It's not a trivial issue, Clement, it's very interesting.  Works' names
often reveals some aspects of what did musicians, editors and audiences
from other times thinked about music.

>Is naming sonatas, concertos etc.  based on one movement justified? Is
>it possibly some musicologists' slight laziness in not bothering about
>remembering opus numbers? (I might be too cynical here).

There are many possible answers for this question:

a) "No", if you think that music can't (or shouldn't) be read according to
any extramusical meaning.

b)  "Not always", if you think that names provided by the composer are
legitimous and those provided by editors, musicologists or audiences are
just mystifications (a frequent case, by the way).

c) "Always", if you think that history and custom can legitimate
everything.

Concerning the lazyness of musicologists, I'm tempted to agree.  Perhaps
the names of many works were "born" of this metonymical custom (in fact,
metonymy is a sort of elegant lazyness).  The same thing happens when you
name a friend because one of its particular characteristics ("baldy",
"chubby" etc.).

>Opus numbers or not, it would seem as though most works (if
>named) are labelled on the basis of their first movements.
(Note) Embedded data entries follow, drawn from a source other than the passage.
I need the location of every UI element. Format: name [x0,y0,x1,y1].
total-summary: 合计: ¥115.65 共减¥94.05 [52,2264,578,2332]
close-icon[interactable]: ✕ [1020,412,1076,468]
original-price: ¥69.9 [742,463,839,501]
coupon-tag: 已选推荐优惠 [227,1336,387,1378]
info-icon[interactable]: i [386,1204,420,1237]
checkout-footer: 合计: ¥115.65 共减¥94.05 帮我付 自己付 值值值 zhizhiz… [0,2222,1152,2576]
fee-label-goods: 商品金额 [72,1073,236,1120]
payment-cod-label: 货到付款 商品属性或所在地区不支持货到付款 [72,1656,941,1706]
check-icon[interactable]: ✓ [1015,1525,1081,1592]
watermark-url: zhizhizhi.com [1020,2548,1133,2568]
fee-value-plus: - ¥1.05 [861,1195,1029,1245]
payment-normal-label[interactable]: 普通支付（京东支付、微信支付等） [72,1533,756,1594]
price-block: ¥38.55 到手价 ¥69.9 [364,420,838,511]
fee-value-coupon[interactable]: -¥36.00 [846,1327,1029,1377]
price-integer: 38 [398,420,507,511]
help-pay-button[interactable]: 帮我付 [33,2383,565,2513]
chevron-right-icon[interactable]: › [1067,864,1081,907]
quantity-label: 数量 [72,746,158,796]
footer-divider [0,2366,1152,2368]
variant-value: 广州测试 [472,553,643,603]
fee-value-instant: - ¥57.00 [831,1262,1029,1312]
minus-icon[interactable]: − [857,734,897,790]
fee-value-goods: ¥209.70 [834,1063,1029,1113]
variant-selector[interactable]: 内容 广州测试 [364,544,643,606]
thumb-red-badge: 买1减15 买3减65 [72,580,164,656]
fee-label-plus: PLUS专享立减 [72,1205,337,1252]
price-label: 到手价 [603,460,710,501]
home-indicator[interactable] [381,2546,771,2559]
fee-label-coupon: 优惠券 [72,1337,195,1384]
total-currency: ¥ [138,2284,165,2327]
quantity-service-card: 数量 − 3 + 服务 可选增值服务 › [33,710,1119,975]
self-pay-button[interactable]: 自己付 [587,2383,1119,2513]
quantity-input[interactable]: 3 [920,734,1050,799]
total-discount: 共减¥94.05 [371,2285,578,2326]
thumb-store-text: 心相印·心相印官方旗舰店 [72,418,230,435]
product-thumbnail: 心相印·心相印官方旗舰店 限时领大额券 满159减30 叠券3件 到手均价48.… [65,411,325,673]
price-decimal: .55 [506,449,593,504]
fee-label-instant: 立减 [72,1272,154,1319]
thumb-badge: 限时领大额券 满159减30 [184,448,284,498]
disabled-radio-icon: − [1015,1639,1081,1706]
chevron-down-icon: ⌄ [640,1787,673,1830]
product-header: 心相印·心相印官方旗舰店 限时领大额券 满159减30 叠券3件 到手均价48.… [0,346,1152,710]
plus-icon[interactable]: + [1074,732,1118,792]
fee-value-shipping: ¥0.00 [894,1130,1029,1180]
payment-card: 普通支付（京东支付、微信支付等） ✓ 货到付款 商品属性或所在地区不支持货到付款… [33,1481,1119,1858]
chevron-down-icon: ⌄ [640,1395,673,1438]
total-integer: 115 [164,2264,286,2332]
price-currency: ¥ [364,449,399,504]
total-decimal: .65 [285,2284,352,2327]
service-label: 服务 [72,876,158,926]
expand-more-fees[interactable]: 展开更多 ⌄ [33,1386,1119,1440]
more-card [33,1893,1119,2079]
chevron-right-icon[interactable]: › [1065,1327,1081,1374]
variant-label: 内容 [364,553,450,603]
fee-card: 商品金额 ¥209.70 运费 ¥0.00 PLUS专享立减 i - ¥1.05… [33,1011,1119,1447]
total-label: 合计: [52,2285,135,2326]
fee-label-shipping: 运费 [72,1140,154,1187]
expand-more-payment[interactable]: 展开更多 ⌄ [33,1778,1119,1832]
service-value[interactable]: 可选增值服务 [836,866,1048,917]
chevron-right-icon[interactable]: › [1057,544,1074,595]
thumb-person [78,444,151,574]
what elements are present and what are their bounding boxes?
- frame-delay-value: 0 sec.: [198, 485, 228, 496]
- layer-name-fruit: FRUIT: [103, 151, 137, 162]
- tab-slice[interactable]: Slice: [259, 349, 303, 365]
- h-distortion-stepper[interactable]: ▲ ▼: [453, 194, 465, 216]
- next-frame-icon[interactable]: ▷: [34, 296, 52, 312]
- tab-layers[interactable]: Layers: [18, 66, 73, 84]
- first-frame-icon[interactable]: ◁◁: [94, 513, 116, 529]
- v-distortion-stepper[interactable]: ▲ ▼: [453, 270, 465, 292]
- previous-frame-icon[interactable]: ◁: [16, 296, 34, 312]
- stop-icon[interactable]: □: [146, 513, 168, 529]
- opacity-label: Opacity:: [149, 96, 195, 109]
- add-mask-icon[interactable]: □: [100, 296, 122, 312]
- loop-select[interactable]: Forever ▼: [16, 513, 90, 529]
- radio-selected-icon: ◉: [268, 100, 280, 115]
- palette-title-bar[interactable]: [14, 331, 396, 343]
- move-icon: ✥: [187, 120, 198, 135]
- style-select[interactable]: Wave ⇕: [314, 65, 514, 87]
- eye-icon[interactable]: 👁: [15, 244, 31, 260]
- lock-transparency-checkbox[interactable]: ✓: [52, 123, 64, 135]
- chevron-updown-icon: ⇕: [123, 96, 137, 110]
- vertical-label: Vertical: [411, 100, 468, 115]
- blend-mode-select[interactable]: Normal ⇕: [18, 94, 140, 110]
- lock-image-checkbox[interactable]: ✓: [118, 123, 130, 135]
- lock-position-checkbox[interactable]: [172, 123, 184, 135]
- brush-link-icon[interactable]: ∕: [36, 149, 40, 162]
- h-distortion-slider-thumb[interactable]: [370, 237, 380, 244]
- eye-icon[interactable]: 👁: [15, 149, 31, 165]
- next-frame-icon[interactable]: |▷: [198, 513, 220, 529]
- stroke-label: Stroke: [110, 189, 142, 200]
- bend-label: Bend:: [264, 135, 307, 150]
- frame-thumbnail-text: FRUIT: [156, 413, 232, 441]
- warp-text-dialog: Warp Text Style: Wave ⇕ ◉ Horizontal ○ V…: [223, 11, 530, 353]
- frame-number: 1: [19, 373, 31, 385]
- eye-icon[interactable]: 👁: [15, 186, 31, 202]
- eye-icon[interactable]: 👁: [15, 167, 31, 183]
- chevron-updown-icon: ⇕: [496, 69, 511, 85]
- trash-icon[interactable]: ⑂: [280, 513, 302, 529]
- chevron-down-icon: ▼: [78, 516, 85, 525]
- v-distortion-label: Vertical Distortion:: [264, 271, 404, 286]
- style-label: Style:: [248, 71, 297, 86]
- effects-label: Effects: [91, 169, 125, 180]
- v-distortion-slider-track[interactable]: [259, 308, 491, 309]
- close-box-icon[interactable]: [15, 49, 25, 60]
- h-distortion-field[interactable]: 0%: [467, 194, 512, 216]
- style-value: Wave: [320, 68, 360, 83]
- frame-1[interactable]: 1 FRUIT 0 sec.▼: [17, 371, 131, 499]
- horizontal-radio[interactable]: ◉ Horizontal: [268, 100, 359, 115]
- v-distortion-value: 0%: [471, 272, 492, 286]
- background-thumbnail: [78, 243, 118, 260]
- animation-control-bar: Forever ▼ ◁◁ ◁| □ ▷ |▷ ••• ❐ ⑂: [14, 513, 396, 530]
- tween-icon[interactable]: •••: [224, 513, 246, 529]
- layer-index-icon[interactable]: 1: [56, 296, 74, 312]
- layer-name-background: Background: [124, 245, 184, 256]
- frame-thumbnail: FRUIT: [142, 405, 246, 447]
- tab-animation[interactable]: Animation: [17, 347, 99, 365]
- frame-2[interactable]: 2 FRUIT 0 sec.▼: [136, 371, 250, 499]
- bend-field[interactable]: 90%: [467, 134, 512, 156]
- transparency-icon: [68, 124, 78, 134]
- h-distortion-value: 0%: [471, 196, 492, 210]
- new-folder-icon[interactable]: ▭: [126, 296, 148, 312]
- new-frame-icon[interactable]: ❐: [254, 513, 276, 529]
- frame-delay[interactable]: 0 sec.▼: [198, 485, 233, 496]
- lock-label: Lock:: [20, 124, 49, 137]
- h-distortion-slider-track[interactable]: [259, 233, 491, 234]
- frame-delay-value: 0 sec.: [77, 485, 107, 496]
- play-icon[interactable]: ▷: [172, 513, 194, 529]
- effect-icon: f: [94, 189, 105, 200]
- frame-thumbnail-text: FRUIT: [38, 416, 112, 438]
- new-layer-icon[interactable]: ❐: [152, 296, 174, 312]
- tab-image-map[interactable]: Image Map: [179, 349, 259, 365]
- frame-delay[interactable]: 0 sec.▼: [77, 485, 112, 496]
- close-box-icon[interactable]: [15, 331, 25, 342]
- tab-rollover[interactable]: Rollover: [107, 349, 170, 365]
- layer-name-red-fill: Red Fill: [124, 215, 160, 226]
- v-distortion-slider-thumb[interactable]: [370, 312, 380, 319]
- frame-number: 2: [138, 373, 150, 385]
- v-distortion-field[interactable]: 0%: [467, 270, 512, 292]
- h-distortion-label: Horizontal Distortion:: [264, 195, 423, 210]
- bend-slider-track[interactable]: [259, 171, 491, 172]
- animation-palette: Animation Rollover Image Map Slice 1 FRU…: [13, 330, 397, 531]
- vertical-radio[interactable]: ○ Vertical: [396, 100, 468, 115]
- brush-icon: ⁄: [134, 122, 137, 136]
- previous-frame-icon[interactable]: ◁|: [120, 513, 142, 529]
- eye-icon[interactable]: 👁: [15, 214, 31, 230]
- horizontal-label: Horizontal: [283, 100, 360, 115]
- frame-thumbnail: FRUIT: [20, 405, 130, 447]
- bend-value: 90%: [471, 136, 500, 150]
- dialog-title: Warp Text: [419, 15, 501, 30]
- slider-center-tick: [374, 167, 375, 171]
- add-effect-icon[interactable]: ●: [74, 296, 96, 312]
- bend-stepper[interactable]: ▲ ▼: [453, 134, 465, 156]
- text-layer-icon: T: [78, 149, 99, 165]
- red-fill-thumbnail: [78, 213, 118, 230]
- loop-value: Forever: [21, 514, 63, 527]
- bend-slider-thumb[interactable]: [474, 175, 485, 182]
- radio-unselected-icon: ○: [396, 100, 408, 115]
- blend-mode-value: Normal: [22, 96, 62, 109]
Depends on the source of the name.  When the name comes from an
extramusical asociation (Beethoven's "Harfe" quartet, for example), the
basis is often the first movement, as you rightly points.  However, if
the name comes from a quote of other music (remember Schubert's "Trout"
quintet), the source may be a "tema con variazioni" type movement, which
is never the first one in a classical-romantic work.